Nouveau champ d’exploration aux enjeux militaires, géostratégiques, scientifiques
et économiques, l’espace favorise le développement mondial par la coopération internationale malgré les rivalités. La multiplication des lancements accroît le risque de collisions et de débris en orbite. Cela constitue un défi pour les assureurs sur
un marché volatil. La gestion des risques liés à ces débris et la préservation de l’environnement spatial requièrent leadership et innovation. Une nouvelle approche de la politique de souscription à travers des technologies innovantes et des collaborations semble être la clé pour la pérennité des assureurs souscrivant ce risque.

La quête de l’espace a débuté il y a de nombreuses décennies. Les États les plus puissants se livrent depuis à une bataille féroce afin d’asseoir leur souveraineté à travers le monde. Cet essor s’est amplifié avec l’arrivée du New Space, soit l’émergence de plusieurs start-up dans l’industrie et le commerce du spatial. Les acteurs maximisent les lancements de constellation permettant de lancer plusieurs charges utiles avec un même lanceur. La quantité de débris n’est pas réellement atténuée étant donné le nombre de lancements réalisés. Bien au contraire !

Les assureurs doivent s’adapter et anticiper les risques associés. La branche d’assurance spatiale ne se développe pas aussi rapidement. Tout d’abord, en raison de l’extrême volatilité de la sinistralité et la difficulté de tarification des produits associés. Pour assurer la pérennité du secteur, l’assureur doit accompagner ses clients sur le long terme et à chaque étape de la chaîne de valeur avec des produits d’assurance prenant en compte ce risque lié aux débris spatiaux.

En règle générale, le mécanisme d’assurance fonctionne grâce au principe des grands nombres et à la mutualisation des risques assurés. Les primes collectées auprès d’un grand nombre d’assurés permettent de couvrir les sinistres de quelques-uns d’entre eux. Or, dans le spatial, ces principes ne peuvent s’appliquer aisément. Il y a peu de lancements alors que les pertes associées peuvent être très élevées. Il est difficile voire impossible d’assurer l’ensemble de l’opération. Selon Martin Jean-Baptiste, « la valeur assurée d’un satellite au lancement est souvent estimée entre 200 à 600 millions de dollars selon les opérations spatiales. Sachant qu’un seul échec peut entraîner une perte supérieure à 700 millions de dollars si l’on prend en compte l’engin, l’échec de la mission en elle-même »1. Face à de tels montants, le marché de l’assurance spatiale subit régulièrement de fortes variations. Ce qui entraîne le retrait de certains assureurs, faute de rentabilité.

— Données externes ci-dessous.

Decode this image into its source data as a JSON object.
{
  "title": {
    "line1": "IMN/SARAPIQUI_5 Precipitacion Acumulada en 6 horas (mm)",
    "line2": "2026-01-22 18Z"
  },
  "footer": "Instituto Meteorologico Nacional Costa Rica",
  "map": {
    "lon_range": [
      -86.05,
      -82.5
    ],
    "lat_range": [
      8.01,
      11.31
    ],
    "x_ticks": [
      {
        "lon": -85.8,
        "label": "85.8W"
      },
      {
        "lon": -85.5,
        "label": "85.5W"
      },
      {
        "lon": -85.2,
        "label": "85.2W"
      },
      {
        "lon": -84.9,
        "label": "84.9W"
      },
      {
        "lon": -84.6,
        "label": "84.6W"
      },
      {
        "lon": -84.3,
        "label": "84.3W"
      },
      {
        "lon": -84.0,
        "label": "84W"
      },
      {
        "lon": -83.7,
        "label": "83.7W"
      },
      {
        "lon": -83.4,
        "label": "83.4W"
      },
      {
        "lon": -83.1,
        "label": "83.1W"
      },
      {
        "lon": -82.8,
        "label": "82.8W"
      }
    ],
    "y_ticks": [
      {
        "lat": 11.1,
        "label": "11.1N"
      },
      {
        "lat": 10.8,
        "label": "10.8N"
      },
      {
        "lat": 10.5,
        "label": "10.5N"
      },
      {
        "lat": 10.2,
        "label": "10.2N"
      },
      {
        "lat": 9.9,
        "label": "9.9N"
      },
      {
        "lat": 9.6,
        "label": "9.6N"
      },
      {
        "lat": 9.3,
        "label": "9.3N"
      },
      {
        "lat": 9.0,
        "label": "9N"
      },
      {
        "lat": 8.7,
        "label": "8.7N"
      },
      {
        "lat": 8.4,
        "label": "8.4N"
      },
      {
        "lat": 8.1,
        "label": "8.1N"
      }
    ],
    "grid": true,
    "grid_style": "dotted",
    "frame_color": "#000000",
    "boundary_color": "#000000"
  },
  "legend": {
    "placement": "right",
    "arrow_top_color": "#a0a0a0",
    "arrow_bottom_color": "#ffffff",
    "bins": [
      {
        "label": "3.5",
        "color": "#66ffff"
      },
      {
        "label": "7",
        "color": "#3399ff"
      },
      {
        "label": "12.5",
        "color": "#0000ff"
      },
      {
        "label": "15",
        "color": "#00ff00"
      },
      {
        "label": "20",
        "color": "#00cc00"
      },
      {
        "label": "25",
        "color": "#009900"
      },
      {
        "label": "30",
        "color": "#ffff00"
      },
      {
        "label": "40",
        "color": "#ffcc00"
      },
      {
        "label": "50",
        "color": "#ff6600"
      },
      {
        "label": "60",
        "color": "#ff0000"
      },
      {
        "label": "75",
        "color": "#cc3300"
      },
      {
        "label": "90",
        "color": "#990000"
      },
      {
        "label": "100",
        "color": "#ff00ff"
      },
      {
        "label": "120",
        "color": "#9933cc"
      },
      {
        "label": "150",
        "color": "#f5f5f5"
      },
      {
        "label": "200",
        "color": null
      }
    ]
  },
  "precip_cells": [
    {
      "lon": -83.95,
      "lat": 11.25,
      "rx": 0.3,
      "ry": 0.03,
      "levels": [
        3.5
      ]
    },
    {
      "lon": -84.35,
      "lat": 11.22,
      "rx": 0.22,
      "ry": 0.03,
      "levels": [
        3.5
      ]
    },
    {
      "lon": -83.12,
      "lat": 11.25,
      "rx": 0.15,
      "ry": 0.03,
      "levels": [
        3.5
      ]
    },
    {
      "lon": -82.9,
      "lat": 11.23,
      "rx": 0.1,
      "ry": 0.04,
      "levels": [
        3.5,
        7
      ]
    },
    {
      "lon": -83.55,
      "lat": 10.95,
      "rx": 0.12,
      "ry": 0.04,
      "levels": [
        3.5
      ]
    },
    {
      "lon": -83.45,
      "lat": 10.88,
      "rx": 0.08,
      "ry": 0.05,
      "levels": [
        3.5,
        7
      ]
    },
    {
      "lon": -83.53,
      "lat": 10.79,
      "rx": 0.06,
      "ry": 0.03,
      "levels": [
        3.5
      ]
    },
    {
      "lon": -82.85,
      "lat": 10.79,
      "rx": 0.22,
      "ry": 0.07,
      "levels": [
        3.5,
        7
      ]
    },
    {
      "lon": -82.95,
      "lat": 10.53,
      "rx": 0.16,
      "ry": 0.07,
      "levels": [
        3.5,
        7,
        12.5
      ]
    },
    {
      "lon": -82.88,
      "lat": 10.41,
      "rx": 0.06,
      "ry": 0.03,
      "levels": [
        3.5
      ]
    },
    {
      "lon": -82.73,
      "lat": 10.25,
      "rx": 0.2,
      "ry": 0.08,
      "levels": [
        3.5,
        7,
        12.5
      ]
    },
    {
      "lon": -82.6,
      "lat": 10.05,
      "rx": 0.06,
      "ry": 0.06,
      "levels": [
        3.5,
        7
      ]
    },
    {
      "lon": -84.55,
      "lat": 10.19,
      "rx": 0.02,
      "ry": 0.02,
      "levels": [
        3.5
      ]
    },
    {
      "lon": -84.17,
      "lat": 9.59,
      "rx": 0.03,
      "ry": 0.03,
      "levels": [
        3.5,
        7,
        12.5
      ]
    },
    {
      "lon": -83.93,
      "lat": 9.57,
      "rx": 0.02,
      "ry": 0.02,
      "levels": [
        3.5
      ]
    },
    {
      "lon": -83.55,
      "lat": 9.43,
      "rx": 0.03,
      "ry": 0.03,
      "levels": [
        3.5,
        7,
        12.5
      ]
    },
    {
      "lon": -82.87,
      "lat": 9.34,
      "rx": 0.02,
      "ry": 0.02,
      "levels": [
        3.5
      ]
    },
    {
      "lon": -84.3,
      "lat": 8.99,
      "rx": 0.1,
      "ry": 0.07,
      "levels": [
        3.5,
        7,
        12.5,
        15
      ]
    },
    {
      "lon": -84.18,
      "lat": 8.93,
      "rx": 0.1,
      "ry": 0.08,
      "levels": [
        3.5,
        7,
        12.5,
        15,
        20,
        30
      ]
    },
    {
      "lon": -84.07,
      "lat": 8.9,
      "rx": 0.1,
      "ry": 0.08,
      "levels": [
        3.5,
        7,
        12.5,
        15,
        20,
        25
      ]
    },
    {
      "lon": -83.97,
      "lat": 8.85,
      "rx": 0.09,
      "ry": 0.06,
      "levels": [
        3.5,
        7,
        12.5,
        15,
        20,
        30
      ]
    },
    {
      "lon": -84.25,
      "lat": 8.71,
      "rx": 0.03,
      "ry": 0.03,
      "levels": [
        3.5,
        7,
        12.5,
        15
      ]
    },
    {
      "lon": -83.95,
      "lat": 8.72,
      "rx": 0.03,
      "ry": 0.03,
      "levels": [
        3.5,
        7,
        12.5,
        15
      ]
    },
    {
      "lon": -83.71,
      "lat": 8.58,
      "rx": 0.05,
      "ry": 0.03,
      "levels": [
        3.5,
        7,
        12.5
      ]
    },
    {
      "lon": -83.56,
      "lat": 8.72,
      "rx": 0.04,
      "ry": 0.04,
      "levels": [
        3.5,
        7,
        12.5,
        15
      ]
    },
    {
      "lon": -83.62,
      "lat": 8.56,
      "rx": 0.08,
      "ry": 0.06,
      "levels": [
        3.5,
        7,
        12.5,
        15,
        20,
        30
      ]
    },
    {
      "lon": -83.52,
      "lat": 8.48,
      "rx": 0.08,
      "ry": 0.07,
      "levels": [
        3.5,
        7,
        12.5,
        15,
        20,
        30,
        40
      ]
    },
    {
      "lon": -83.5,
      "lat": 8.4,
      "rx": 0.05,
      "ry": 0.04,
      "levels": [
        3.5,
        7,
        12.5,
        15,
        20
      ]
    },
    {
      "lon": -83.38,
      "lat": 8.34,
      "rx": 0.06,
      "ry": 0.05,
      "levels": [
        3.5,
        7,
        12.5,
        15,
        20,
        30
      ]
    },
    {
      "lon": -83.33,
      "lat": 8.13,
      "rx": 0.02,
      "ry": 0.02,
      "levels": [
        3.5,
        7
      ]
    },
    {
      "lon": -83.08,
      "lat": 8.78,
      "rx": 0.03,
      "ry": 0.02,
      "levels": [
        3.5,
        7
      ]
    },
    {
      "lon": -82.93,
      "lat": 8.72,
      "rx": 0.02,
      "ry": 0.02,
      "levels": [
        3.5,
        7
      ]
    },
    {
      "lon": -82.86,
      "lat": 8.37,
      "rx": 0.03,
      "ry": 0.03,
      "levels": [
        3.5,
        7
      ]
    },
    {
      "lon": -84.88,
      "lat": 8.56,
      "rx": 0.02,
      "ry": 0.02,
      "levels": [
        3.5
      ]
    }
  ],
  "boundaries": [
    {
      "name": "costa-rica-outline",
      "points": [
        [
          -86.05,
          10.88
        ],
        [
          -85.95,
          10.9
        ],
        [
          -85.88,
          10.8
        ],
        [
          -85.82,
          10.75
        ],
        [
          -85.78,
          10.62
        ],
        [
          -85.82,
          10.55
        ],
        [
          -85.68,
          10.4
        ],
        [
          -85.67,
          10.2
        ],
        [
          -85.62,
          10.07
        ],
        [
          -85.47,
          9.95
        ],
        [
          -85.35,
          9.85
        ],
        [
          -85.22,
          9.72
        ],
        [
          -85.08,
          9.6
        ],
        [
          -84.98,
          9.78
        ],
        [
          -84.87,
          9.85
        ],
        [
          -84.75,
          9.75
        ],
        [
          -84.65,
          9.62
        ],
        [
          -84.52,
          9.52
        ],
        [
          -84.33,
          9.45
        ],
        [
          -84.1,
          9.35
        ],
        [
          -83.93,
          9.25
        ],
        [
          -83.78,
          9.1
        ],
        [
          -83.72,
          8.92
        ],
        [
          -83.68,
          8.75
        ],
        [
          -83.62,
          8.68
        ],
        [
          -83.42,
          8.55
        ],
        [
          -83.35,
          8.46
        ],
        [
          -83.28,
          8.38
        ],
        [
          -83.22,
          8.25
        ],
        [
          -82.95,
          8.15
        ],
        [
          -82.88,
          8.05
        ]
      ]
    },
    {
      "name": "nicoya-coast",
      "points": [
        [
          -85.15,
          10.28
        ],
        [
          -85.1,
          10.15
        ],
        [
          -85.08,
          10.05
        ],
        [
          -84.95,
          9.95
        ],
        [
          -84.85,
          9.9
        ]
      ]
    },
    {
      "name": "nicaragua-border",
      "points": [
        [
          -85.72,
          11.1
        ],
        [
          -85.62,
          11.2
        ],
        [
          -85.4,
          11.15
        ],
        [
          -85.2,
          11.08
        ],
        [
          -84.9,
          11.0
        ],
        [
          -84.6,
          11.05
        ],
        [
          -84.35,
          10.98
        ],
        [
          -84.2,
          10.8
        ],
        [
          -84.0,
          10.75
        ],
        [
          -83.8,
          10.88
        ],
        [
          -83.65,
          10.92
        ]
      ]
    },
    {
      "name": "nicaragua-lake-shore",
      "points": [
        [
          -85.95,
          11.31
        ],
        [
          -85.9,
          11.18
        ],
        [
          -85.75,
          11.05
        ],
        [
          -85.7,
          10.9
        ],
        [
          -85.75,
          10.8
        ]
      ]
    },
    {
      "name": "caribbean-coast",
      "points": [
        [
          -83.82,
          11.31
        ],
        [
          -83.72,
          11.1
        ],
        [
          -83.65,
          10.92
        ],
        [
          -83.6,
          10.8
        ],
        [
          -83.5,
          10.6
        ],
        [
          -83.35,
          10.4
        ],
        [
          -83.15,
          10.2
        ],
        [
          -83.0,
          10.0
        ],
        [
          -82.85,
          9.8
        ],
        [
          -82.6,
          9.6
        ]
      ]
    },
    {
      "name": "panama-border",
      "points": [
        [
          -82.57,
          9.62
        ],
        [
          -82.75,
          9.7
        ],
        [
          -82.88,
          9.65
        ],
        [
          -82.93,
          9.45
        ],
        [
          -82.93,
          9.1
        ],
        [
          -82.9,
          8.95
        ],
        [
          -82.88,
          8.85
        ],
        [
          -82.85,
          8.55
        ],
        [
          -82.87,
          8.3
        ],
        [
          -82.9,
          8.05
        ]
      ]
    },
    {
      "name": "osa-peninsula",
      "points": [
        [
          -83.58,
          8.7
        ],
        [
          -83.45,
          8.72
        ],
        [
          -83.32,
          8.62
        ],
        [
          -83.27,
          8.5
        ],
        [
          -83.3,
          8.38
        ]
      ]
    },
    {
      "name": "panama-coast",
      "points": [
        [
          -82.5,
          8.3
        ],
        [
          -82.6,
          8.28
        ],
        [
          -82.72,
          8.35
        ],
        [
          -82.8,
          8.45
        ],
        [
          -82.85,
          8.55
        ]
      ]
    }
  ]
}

Cette forte volatilité ne facilite pas la tarification d’un tel risque. En assurance spatiale, la tarification se base sur des éléments dits techniques et commerciaux. Les éléments techniques concernent la charge utile, le lanceur ou encore le montant de la somme assurée : ils sont basés sur les éléments transmis par le client. Les éléments commerciaux, eux, reflètent l’état du marché ainsi que la relation avec le client. Les politiques de souscription actuelles sont très limitées, notamment à cause du retournement du marché lié aux problèmes de rentabilité. Avec autant de particularités, il est difficile de prendre réellement en compte les risques liés aux débris spatiaux d’autant qu’ils sont de diverses natures.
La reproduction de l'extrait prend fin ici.